The second quote which shows Warsh is reaching for the job as Fed chair is when he moderately compliments the Trump administration. In January 2017, Warsh wrote in the Wall Street Journal,
“A new Fed strategy would have the central bank acting as a responsible, forward-looking grown-up. Markedly better tax and regulatory policy is likely with the new administration.”
So far, we haven’t seen the improved tax policy. The point here is Warsh agrees with the deregulatory path Trump is on and is willing to support the administration’s goals on tax reform. The Fed chair doesn’t control fiscal policy, but it always helps to have another person in the government which is on Trump’s side.
Kevin Warsh has interesting opinions on monetary policy. His main criticism of the Fed is on how it cares about stock prices more than real economic growth. The Fed claims to alter policy based on changing data because it’s motto is to be ‘data dependent.’ However, this often becomes an excuse to make changes based on where the stock market is going. The term data dependent is vague, so if the market is down, the Fed can find a weak data point and use it justify dovish policy which supports the stock market. In an article in January 2017, Warsh evidences a time where the Fed seemed to act based on what the stock market wanted.
“A year ago around this time, the U.S. stock market fell about 10%. The Fed reacted precipitously, reversing its announced plan for 2016 of four quarter-point rate increases. But when prices rallied near the end of the year, the Fed decided it wouldn’t look good to let the moment pass without raising rates. It raised its key interest rate by a quarter point in December.”

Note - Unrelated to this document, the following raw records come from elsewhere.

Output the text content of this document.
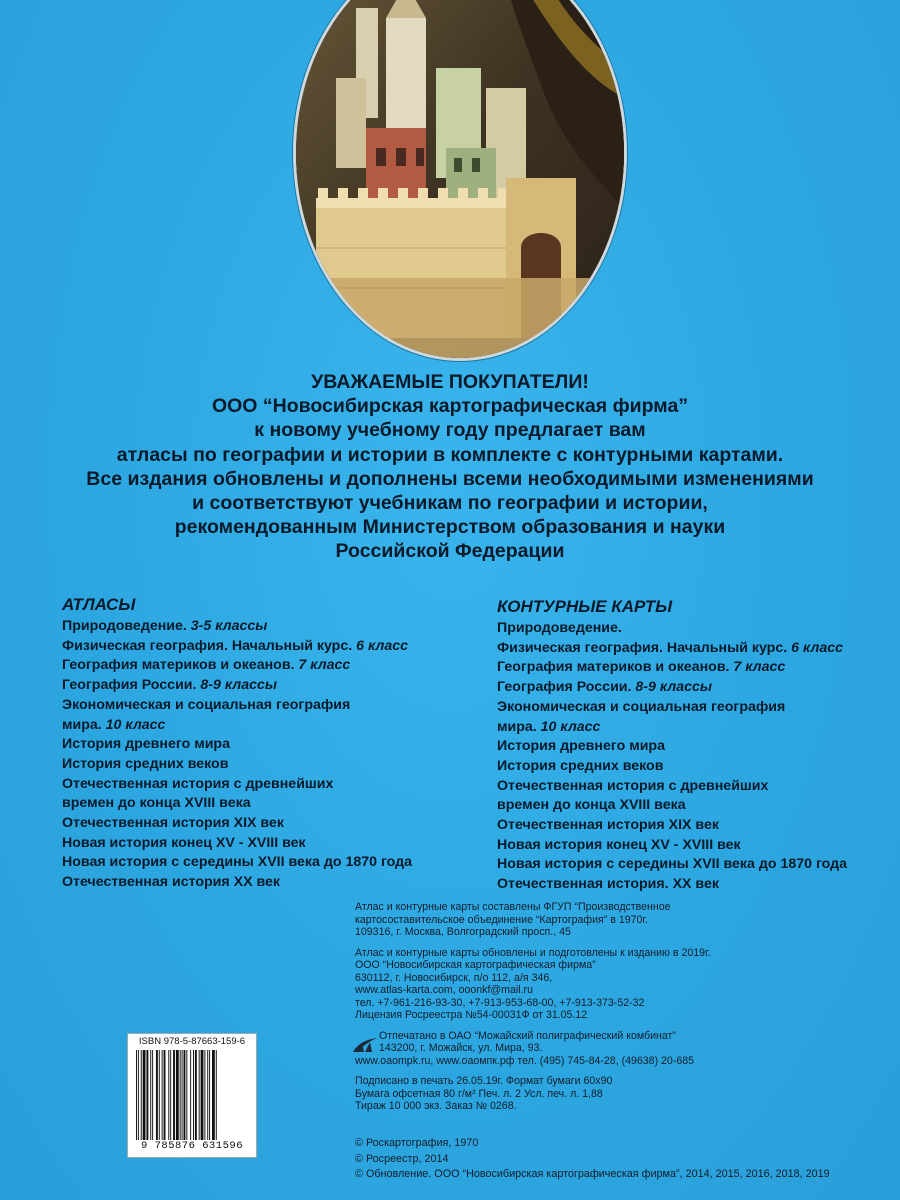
УВАЖАЕМЫЕ ПОКУПАТЕЛИ!
ООО “Новосибирская картографическая фирма”
к новому учебному году предлагает вам
атласы по географии и истории в комплекте с контурными картами.
Все издания обновлены и дополнены всеми необходимыми изменениями
и соответствуют учебникам по географии и истории,
рекомендованным Министерством образования и науки
Российской Федерации
АТЛАСЫ
Природоведение. 3-5 классы
Физическая география. Начальный курс. 6 класс
География материков и океанов. 7 класс
География России. 8-9 классы
Экономическая и социальная география
мира. 10 класс
История древнего мира
История средних веков
Отечественная история с древнейших
времен до конца XVIII века
Отечественная история XIX век
Новая история конец XV - XVIII век
Новая история с середины XVII века до 1870 года
Отечественная история XX век
КОНТУРНЫЕ КАРТЫ
Природоведение.
Физическая география. Начальный курс. 6 класс
География материков и океанов. 7 класс
География России. 8-9 классы
Экономическая и социальная география
мира. 10 класс
История древнего мира
История средних веков
Отечественная история с древнейших
времен до конца XVIII века
Отечественная история XIX век
Новая история конец XV - XVIII век
Новая история с середины XVII века до 1870 года
Отечественная история. XX век
Атлас и контурные карты составлены ФГУП “Производственное
картосоставительское объединение “Картография” в 1970г.
109316, г. Москва, Волгоградский просп., 45
Атлас и контурные карты обновлены и подготовлены к изданию в 2019г.
ООО “Новосибирская картографическая фирма”
630112, г. Новосибирск, п/о 112, а/я 346,
www.atlas-karta.com, ooonkf@mail.ru
тел. +7-961-216-93-30, +7-913-953-68-00, +7-913-373-52-32
Лицензия Росреестра №54-00031Ф от 31.05.12
Отпечатано в ОАО “Можайский полиграфический комбинат”
143200, г. Можайск, ул. Мира, 93.
www.oaompk.ru, www.оаомпк.рф тел. (495) 745-84-28, (49638) 20-685
Подписано в печать 26.05.19г. Формат бумаги 60х90
Бумага офсетная 80 г/м² Печ. л. 2 Усл. печ. л. 1,88
Тираж 10 000 экз. Заказ № 0268.
ISBN 978-5-87663-159-6
9 785876 631596	© Роскартография, 1970
© Росреестр, 2014
© Обновление. ООО “Новосибирская картографическая фирма”, 2014, 2015, 2016, 2018, 2019
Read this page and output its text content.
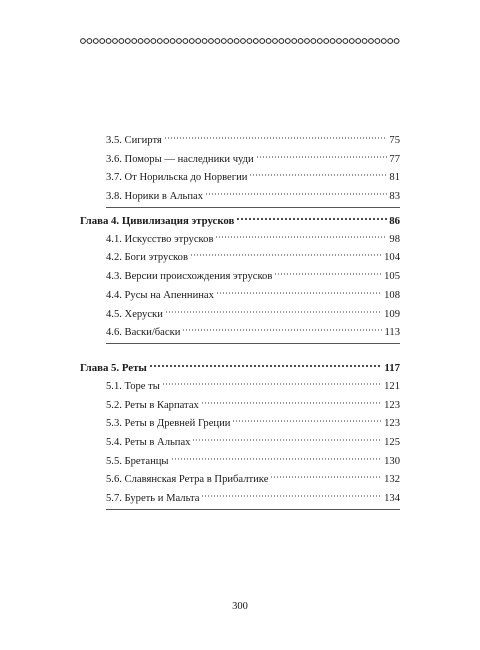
3.5. Сигиртя	75
3.6. Поморы — наследники чуди	77
3.7. От Норильска до Норвегии	81
3.8. Норики в Альпах	83
Глава 4. Цивилизация этрусков	86
4.1. Искусство этрусков	98
4.2. Боги этрусков	104
4.3. Версии происхождения этрусков	105
4.4. Русы на Апеннинах	108
4.5. Херуски	109
4.6. Васки/баски	113
Глава 5. Реты	117
5.1. Торе ты	121
5.2. Реты в Карпатах	123
5.3. Реты в Древней Греции	123
5.4. Реты в Альпах	125
5.5. Бретанцы	130
5.6. Славянская Ретра в Прибалтике	132
5.7. Буреть и Мальта	134
300
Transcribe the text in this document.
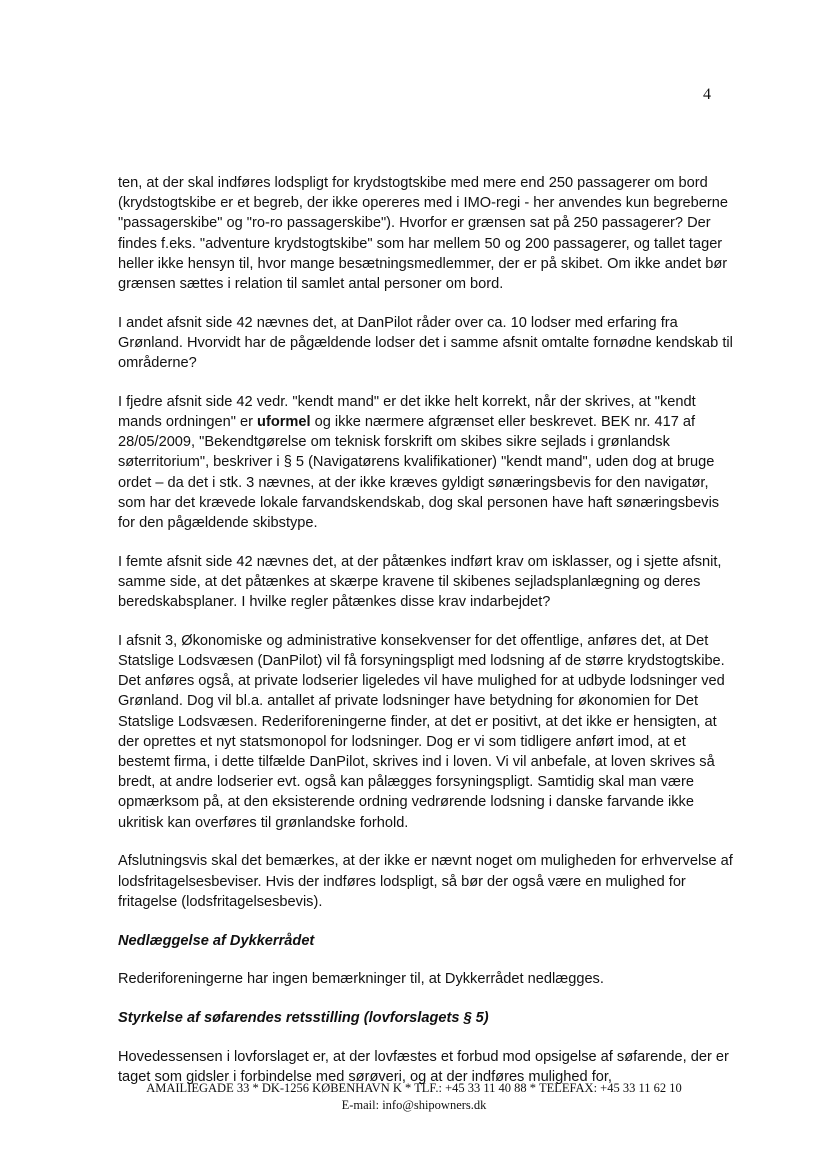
4

ten, at der skal indføres lodspligt for krydstogtskibe med mere end 250 passagerer om bord (krydstogtskibe er et begreb, der ikke opereres med i IMO-regi - her anvendes kun begreberne "passagerskibe" og "ro-ro passagerskibe"). Hvorfor er grænsen sat på 250 passagerer? Der findes f.eks. "adventure krydstogtskibe" som har mellem 50 og 200 passagerer, og tallet tager heller ikke hensyn til, hvor mange besætningsmedlemmer, der er på skibet. Om ikke andet bør grænsen sættes i relation til samlet antal personer om bord.

I andet afsnit side 42 nævnes det, at DanPilot råder over ca. 10 lodser med erfaring fra Grønland. Hvorvidt har de pågældende lodser det i samme afsnit omtalte fornødne kendskab til områderne?

I fjedre afsnit side 42 vedr. "kendt mand" er det ikke helt korrekt, når der skrives, at "kendt mands ordningen" er uformel og ikke nærmere afgrænset eller beskrevet. BEK nr. 417 af 28/05/2009, "Bekendtgørelse om teknisk forskrift om skibes sikre sejlads i grønlandsk søterritorium", beskriver i § 5 (Navigatørens kvalifikationer) "kendt mand", uden dog at bruge ordet – da det i stk. 3 nævnes, at der ikke kræves gyldigt sønæringsbevis for den navigatør, som har det krævede lokale farvandskendskab, dog skal personen have haft sønæringsbevis for den pågældende skibstype.

I femte afsnit side 42 nævnes det, at der påtænkes indført krav om isklasser, og i sjette afsnit, samme side, at det påtænkes at skærpe kravene til skibenes sejladsplanlægning og deres beredskabsplaner. I hvilke regler påtænkes disse krav indarbejdet?

I afsnit 3, Økonomiske og administrative konsekvenser for det offentlige, anføres det, at Det Statslige Lodsvæsen (DanPilot) vil få forsyningspligt med lodsning af de større krydstogtskibe. Det anføres også, at private lodserier ligeledes vil have mulighed for at udbyde lodsninger ved Grønland. Dog vil bl.a. antallet af private lodsninger have betydning for økonomien for Det Statslige Lodsvæsen. Rederiforeningerne finder, at det er positivt, at det ikke er hensigten, at der oprettes et nyt statsmonopol for lodsninger. Dog er vi som tidligere anført imod, at et bestemt firma, i dette tilfælde DanPilot, skrives ind i loven. Vi vil anbefale, at loven skrives så bredt, at andre lodserier evt. også kan pålægges forsyningspligt. Samtidig skal man være opmærksom på, at den eksisterende ordning vedrørende lodsning i danske farvande ikke ukritisk kan overføres til grønlandske forhold.

Afslutningsvis skal det bemærkes, at der ikke er nævnt noget om muligheden for erhvervelse af lodsfritagelsesbeviser. Hvis der indføres lodspligt, så bør der også være en mulighed for fritagelse (lodsfritagelsesbevis).

Nedlæggelse af Dykkerrådet

Rederiforeningerne har ingen bemærkninger til, at Dykkerrådet nedlægges.

Styrkelse af søfarendes retsstilling (lovforslagets § 5)

Hovedessensen i lovforslaget er, at der lovfæstes et forbud mod opsigelse af søfarende, der er taget som gidsler i forbindelse med sørøveri, og at der indføres mulighed for,

AMAILIEGADE 33 * DK-1256 KØBENHAVN K * TLF.: +45 33 11 40 88 * TELEFAX: +45 33 11 62 10
E-mail: info@shipowners.dk
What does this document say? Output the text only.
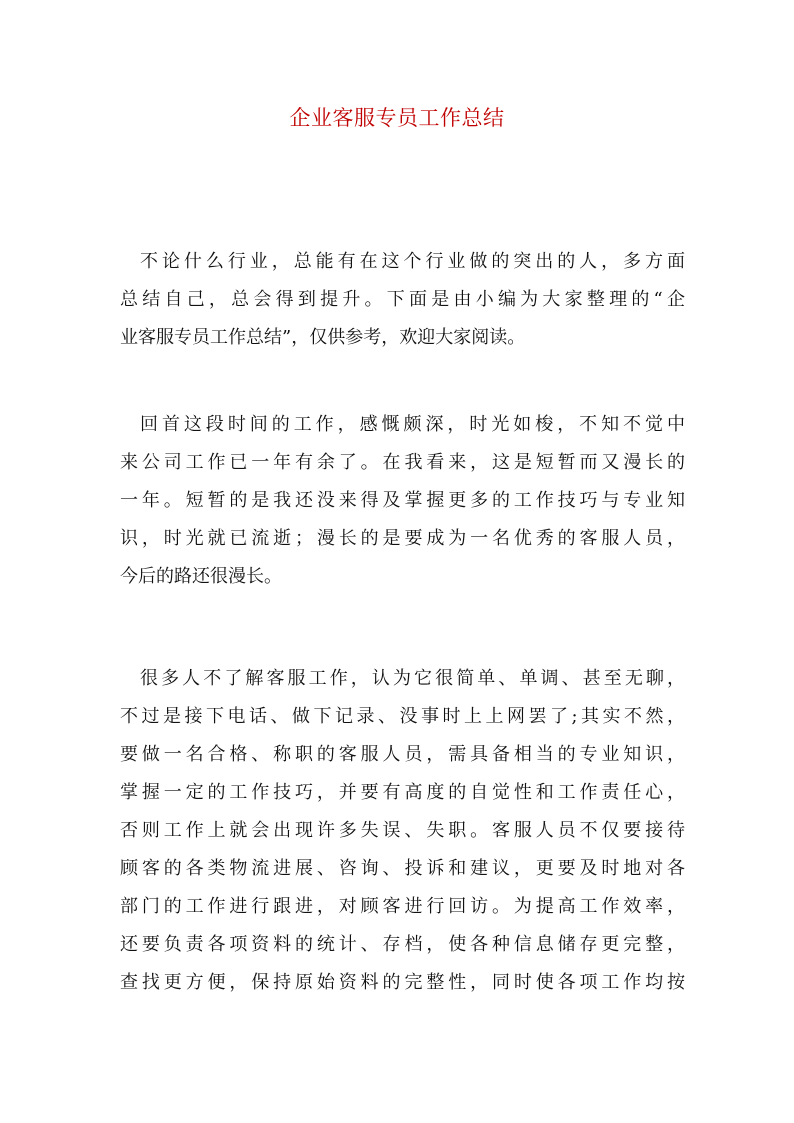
企业客服专员工作总结
不论什么行业，总能有在这个行业做的突出的人，多方面
总结自己，总会得到提升。下面是由小编为大家整理的“企
业客服专员工作总结”，仅供参考，欢迎大家阅读。
回首这段时间的工作，感慨颇深，时光如梭，不知不觉中
来公司工作已一年有余了。在我看来，这是短暂而又漫长的
一年。短暂的是我还没来得及掌握更多的工作技巧与专业知
识，时光就已流逝；漫长的是要成为一名优秀的客服人员，
今后的路还很漫长。
很多人不了解客服工作，认为它很简单、单调、甚至无聊，
不过是接下电话、做下记录、没事时上上网罢了;其实不然，
要做一名合格、称职的客服人员，需具备相当的专业知识，
掌握一定的工作技巧，并要有高度的自觉性和工作责任心，
否则工作上就会出现许多失误、失职。客服人员不仅要接待
顾客的各类物流进展、咨询、投诉和建议，更要及时地对各
部门的工作进行跟进，对顾客进行回访。为提高工作效率，
还要负责各项资料的统计、存档，使各种信息储存更完整，
查找更方便，保持原始资料的完整性，同时使各项工作均按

The final point we’ll discuss in this article is Warsh’s viewpoint on the Fed’s 2% inflation target. He doesn’t think this is a good policy which is why he said,
“The Fed should establish an inflation objective of around 1% to 2%, with a band of acceptable outcomes. The current 2.0% inflation target offers false precision. According to the Fed’s preferred measure, inflation is running at 1.7%, only a few tenths below target. The difference to the right of the decimal point is too thin a reed alone to justify the current policy stance. It also undermines credibility to claim more knowledge than the data support.”
For the record, the whole concept of targeting inflation is ridiculous. Why target 2% when we can target 10%? If the concept fails to be applied to extremes that means there is hypocrisy in it, making it a flawed idea.
Inflation is rarely exactly 2.0% which is seen is the chart of core CPI and core PCE.
It’s notable that Warsh likes a 1%-2% inflation rate over a 2%-3% inflation rate. This makes him a hawk. With this logic, he would be raising rates because he would be ignoring the fact that the current inflation rate is below the 2% as it is in between 1% and 2%. Being a hawk could cost him the job as Fed chair because Trump prefers low rates.
Warsh has a good shot at being the next Fed chair because he has monetary policy experience, complimented Trump’s policies implicitly, and has a populist reformer flair to him. The only thing that can hurt him is that he leans hawkish. The stock market would selloff if he was picked since he criticizes the Fed for caring too much about the stock market. This could end up helping the real economy (in the long-term), but investors in stocks won’t be happy.